Regional focus: The Cherokee Nation, North America
Author: Traci Sorell
Illustrator: Frane Lessac
Genre: children’s literature
I have lived in an indigenous Maya community in Guatemala for 17 years now, nearly half of my life, and for most of my adult years. While I am not an expert on the Tzutuhil Maya who have lived for generations in Santiago Atitlan, the village I call home, I have accumulated a deep appreciation and understanding of the Tzutuhil culture via daily immersion in a highland Maya town.
I grew up in California, which is also land deeply rooted in Native American history. Ironically, I learned very little about Native American culture as a child. What exposure I did receive about the indigenous people was generic and superficial. I remember tasting fry bread at town fairs and assuming that the greasy snack was “authentic” and learning to make “leather” vests out of crinkled paper grocery bags around the time of Thanksgiving to replicate the clothing of Native Americans. Rarely did I learn of the cultural values, traditions, folklore or struggles of Native Americans.
I recently had the opportunity to travel to the East Coast of the United States with Ana, second-grade teacher at Puerta Abierta Atitlan. The journey was a year-in-the-making colaboration between Living Threads Co. and The National Museum of Women in the Arts. In addition to being a phenominal educator, Ana is also a valued artisan of the Mothers’ Artisan Initiative at La Puerta Abierta . She was selected to be the first recipient of the Global Artisan Exchange Scholarship via Living Threads Co. I could dive into a deep tangent about our amazing week on the East Coast, but instead, I will encourage you to read more about our experience here.

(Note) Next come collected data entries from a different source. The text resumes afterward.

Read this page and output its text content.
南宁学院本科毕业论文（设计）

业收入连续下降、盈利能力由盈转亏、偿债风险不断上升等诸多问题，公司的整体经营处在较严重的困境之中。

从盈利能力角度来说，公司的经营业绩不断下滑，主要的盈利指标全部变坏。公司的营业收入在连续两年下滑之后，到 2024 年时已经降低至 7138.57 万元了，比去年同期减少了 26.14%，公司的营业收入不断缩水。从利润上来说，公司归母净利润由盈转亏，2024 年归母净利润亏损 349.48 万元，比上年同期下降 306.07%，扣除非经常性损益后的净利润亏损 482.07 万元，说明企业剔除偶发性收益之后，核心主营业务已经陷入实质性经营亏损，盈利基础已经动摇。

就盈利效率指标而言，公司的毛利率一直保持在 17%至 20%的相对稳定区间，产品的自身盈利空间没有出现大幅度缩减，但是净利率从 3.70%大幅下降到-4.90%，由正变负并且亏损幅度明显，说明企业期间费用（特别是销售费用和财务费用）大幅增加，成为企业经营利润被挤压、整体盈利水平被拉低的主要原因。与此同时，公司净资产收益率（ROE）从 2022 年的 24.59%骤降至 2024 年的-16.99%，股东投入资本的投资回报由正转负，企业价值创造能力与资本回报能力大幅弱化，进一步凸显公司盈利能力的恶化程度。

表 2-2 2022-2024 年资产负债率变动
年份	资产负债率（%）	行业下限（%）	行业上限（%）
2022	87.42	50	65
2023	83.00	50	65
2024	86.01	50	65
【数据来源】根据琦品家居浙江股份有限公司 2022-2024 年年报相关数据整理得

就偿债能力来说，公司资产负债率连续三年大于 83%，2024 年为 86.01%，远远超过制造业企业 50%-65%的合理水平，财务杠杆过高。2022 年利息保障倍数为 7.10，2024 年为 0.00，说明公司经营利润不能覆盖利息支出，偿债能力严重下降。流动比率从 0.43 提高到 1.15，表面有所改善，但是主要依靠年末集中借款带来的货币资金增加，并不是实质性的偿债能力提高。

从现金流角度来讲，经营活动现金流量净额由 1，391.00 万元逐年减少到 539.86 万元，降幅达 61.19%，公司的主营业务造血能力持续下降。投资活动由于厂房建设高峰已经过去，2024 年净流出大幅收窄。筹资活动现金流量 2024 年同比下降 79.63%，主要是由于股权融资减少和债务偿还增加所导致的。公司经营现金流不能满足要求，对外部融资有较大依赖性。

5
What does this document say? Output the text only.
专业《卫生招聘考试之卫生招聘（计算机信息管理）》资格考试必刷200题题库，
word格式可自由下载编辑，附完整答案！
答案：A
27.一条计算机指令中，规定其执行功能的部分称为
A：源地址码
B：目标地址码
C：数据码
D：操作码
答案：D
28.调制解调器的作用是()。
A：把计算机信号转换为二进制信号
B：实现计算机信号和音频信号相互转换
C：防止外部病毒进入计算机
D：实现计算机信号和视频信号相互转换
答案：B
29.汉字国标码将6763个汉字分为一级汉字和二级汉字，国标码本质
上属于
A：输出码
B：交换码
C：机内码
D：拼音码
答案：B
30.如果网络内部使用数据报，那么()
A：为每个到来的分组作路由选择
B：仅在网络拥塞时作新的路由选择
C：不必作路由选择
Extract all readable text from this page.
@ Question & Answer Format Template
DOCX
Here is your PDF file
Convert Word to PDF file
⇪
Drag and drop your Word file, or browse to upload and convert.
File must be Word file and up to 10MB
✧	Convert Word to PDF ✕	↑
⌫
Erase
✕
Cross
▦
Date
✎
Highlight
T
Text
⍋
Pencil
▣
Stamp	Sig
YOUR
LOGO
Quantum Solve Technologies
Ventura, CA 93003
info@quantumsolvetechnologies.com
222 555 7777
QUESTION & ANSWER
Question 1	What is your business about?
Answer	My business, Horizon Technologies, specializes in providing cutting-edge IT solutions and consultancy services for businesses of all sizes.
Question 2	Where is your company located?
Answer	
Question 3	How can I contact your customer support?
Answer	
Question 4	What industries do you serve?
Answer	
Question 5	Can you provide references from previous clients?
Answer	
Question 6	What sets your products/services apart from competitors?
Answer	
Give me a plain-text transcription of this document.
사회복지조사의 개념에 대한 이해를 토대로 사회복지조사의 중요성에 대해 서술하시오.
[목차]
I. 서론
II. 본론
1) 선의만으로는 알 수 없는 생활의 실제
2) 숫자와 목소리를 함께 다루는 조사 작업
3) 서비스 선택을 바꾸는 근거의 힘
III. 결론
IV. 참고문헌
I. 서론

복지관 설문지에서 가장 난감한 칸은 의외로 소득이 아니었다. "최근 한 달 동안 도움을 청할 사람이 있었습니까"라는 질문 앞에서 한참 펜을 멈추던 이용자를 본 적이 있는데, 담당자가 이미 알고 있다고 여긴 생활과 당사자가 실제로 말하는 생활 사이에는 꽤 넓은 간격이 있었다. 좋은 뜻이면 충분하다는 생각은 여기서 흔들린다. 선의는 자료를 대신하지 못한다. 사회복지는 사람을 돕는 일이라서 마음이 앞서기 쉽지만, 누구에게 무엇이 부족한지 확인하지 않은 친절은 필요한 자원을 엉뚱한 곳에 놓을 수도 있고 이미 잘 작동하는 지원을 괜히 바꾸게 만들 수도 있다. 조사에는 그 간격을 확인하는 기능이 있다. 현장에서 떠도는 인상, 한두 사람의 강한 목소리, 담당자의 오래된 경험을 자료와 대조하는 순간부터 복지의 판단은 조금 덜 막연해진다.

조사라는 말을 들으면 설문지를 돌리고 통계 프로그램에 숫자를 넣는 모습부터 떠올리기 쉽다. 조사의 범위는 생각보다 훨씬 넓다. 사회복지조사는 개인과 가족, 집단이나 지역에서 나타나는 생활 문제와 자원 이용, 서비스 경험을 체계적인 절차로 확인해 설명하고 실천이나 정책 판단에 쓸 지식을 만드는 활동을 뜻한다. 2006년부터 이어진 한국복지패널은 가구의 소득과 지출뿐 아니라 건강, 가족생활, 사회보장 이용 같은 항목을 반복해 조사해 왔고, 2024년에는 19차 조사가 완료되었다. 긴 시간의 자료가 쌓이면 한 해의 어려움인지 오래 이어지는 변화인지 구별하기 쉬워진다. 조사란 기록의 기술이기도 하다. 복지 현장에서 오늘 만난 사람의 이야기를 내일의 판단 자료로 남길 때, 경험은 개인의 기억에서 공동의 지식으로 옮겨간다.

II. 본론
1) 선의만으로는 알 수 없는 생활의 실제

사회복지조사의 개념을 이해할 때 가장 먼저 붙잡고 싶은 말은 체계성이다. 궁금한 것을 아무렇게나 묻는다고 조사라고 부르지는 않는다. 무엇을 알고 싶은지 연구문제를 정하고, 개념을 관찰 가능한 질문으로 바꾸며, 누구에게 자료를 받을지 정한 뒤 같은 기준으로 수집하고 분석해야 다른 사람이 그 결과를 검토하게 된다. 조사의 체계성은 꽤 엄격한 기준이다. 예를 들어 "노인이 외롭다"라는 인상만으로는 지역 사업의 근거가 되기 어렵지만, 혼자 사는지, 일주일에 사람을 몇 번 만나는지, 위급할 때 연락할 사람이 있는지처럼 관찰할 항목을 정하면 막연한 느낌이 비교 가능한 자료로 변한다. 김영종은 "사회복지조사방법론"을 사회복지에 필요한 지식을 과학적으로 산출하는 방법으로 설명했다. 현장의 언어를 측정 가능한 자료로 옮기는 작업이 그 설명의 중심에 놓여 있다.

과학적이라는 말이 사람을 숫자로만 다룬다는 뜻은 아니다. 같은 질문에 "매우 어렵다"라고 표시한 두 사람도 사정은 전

When Ana was asked where she’d like to visit in DC on her free day, she quickly selected The Smithsonian Museum of the American Indian, and I was over the moon to join her. We walked the multi-story museum in awe of artifacts and exhibits of the Native cultures of the Western hemisphere.
While perusing the museum gift shop, I discovered Traci Sorell’s picture book “We are Grateful,” and instantly fell in love. Perhaps her words won me over, or Frane Lessac’s bright and cheerful illustrations caught my eye. Maybe, in the moment, I was simply overcome with gratitude for the experience to be soaking in and celebrating indigenous culture with a friend. Most certainly, I was overjoyed to discover a beautiful children’s book that so accurately and honestly represented a deep value of the Cherokee Nation, otsaliheliga or, gratefulness.
Traci Sorell introduces us to the Cherokee Nation concept of otsaliheliga, a word used to express gratitude. As we journey through the year with a contemporary Cherokee family and their tribal nation, we learn how they express thanks for celebrations big and small.
What I love:
- I appreciate the contemporary descriptions and illustrations of a modern Cherokee family.
- Sorell’s message of acknowledging gratitude in our day-to-day is valuable for both children and adults alike.
- Lessac’s illustrations are colorful, innocent and expressive.
- The book contains Cherokee vocabulary and syllabary.
Themes: indigenous people, gratitude, seasons, community
- In your own words, what does gratitude mean? What are you grateful for?
- Does your community/family honor traditions or celebrations during the different seasons (winter, spring, summer, fall)? If so, how do you celebrate them?
- In We Are Grateful, we recognize that the Cherokee people express profound gratitude to Mother Earth for her many blessings ( crops, seasons, trees, snow, animals, etc.) What are you grateful for that can be found in your natural surroundings?
- Create your own gratitude book with pictures or words describing what you are grateful for.
- Learn more about the Cherokee Nation here.
- If you live in North, South or Central America, investigate what indigenous groups of people were present where you currently live prior to the discovery of the Americas by European explorers.